The Pitfalls of a Cookie – Part 2
As the sophistication of servers and client-side scripting has grown (exponentially), the information a cookie can track has become almost limited. Rather than a short essay, there is no realistic limit to the data a server can store.
Privacy concerns are at the forefront of the debate surrounding cookies. Since they can track users’ browsing habits, cookies can be used to compile long-term records of individuals’ browsing histories, raising significant privacy issues.
In recent years, GDPR and similar legislation has meant that this tracking demanded that website owners must seek consent before hacking a user’s behaviour. However, the debates about internet privacy and the ethics of data collection have not gone away.
Security is another concern. Cookies can be exploited for malicious purposes; session hijacking can still happen and third-party cookies can still be used for cross-site scripting attacks. These vulnerabilities can compromise user security, making it crucial for both users and developers to manage cookies carefully.
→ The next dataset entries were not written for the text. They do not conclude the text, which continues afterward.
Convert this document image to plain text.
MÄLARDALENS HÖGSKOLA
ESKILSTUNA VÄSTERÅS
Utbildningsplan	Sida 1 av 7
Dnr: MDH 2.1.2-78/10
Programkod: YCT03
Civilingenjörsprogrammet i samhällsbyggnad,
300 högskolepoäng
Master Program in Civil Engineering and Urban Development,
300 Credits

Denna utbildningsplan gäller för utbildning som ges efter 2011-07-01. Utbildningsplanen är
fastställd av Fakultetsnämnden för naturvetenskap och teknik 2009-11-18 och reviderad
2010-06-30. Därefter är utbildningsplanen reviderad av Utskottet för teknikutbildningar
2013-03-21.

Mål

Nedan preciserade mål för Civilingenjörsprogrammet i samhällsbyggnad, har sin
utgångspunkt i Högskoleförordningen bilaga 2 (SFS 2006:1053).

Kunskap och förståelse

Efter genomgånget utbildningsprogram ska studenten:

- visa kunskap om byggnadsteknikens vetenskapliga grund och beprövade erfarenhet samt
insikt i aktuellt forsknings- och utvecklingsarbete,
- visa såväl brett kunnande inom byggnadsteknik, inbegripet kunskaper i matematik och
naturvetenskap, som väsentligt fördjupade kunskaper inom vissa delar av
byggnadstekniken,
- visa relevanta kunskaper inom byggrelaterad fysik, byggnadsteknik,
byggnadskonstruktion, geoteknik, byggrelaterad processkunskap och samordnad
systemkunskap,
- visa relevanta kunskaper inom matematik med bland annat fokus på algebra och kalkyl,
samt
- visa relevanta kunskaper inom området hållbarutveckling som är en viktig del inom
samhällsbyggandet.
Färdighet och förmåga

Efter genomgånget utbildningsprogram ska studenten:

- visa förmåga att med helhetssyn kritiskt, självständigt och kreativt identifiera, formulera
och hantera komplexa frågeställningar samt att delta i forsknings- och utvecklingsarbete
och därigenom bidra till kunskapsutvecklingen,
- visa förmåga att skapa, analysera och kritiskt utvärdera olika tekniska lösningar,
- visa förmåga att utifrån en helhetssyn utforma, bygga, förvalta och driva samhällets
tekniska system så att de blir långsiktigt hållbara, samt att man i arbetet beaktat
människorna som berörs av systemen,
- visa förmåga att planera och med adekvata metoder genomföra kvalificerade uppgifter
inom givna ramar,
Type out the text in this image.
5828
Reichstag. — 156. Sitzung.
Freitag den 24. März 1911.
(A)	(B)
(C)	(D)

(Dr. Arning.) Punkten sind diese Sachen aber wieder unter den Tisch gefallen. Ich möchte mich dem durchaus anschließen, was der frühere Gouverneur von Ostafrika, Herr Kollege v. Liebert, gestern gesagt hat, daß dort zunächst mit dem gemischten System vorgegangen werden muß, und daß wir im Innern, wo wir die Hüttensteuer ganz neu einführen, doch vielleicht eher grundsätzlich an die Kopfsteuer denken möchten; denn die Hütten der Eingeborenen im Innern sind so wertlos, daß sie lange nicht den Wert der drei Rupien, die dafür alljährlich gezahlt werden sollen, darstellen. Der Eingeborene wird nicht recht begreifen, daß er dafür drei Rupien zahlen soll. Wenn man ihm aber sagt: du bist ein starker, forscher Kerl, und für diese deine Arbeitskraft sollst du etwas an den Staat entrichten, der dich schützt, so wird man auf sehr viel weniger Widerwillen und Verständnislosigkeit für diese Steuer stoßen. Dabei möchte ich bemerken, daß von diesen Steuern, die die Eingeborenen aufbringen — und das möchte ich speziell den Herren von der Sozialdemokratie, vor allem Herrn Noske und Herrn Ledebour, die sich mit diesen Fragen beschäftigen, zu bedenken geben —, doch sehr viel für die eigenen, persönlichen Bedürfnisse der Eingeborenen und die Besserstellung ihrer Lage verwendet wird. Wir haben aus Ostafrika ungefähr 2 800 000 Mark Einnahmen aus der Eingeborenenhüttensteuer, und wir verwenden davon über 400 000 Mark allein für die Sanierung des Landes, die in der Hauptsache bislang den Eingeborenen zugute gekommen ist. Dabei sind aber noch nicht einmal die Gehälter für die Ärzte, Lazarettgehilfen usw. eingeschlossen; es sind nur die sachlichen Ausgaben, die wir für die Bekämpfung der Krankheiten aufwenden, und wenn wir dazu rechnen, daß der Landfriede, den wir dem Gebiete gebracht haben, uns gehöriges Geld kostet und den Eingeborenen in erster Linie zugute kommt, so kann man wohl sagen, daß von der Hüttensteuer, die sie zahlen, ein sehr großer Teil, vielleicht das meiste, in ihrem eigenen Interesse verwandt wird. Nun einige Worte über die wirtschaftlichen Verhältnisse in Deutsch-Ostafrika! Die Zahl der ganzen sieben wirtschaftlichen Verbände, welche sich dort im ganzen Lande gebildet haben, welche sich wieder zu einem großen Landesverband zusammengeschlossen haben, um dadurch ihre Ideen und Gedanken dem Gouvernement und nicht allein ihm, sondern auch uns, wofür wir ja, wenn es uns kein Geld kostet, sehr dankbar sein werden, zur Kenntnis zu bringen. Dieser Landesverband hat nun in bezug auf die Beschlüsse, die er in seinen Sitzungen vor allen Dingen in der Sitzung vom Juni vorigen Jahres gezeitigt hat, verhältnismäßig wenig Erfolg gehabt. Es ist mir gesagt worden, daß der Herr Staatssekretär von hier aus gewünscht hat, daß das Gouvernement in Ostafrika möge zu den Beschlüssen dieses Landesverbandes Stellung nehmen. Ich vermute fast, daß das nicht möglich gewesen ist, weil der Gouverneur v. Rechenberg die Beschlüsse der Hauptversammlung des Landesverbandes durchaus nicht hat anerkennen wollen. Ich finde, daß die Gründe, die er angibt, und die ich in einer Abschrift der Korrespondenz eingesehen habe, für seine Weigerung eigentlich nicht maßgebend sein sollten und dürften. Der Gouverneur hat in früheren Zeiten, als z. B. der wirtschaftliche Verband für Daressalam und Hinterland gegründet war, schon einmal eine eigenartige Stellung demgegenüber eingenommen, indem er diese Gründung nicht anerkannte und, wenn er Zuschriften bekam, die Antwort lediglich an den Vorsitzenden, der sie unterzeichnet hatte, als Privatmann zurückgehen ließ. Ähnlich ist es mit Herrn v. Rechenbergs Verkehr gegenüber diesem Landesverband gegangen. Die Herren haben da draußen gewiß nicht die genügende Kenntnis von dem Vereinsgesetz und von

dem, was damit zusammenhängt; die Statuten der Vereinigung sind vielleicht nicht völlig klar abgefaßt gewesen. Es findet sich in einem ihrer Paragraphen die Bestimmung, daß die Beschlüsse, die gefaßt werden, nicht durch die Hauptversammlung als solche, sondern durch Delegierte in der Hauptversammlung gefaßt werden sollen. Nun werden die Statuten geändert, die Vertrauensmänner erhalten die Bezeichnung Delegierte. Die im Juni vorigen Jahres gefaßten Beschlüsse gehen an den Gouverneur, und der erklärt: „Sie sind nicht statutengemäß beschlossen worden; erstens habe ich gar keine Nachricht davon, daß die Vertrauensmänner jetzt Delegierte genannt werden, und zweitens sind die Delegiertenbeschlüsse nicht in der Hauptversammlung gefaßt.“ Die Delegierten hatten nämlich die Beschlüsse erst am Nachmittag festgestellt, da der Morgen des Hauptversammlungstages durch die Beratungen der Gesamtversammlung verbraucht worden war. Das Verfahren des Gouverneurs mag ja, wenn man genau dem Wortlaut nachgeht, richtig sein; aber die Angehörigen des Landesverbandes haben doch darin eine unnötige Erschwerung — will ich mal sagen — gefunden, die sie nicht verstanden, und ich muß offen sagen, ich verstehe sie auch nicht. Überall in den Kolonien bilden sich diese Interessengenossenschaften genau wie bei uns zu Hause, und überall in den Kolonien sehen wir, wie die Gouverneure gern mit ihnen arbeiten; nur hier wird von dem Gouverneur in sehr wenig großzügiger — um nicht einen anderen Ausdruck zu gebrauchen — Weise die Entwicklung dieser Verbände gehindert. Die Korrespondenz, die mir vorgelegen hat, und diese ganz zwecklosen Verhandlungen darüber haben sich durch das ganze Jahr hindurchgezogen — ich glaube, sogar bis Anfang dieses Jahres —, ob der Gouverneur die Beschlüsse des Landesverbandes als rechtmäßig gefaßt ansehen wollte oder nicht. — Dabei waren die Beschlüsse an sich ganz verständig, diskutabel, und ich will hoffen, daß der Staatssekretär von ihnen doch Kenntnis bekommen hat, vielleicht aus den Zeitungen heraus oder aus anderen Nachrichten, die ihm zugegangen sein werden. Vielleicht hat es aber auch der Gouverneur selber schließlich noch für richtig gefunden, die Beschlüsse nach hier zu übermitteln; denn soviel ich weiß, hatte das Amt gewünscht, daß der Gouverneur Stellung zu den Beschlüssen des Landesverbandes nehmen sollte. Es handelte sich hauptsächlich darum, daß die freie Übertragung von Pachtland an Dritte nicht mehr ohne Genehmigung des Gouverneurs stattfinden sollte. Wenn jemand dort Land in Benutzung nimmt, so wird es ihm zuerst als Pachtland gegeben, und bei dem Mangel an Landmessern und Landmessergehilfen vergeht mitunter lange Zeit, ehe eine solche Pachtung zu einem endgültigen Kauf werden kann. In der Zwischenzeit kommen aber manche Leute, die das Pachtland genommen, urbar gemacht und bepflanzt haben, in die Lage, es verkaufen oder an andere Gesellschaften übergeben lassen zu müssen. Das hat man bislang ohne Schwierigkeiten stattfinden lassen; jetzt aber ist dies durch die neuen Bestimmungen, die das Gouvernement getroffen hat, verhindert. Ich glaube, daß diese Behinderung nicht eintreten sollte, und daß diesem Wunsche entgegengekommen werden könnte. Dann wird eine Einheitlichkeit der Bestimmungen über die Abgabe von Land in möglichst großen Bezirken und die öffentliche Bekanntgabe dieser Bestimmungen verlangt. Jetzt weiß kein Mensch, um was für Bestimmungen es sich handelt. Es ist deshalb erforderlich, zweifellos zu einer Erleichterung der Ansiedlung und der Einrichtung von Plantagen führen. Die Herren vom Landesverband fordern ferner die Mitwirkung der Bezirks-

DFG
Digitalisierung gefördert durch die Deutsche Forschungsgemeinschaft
First-Party vs. Third-Party Cookies: A Distinct Difference
Understanding the distinction between first and third-party cookies is key to navigating the complexities of online privacy and security. First-party cookies are created and placed by the website you are visiting directly. These cookies are generally considered safer and are often used to enhance user experience by remembering login details, language preferences, and other personalisation settings.
In contrast, third-party cookies are created by domains other than the one you are visiting directly, often through third-party advertisements or widgets embedded in the website. These cookies are primarily used for cross-site tracking, retargeting and ad-serving purposes.
Third-party cookies are the focal point of privacy concerns.
Conclusion
Cookies, from their inception to their current use, play a critical role in the functionality of the web.
They enhance user experience by making web browsing more efficient and personalised. However, the use of cookies, especially third-party ones, has raised significant privacy and security concerns.
The distinction between first and third-party cookies is crucial in understanding the broader implications of cookie use on privacy and internet security. As the digital landscape evolves, so too does the conversation around cookies, privacy, and the ethical use of personal data.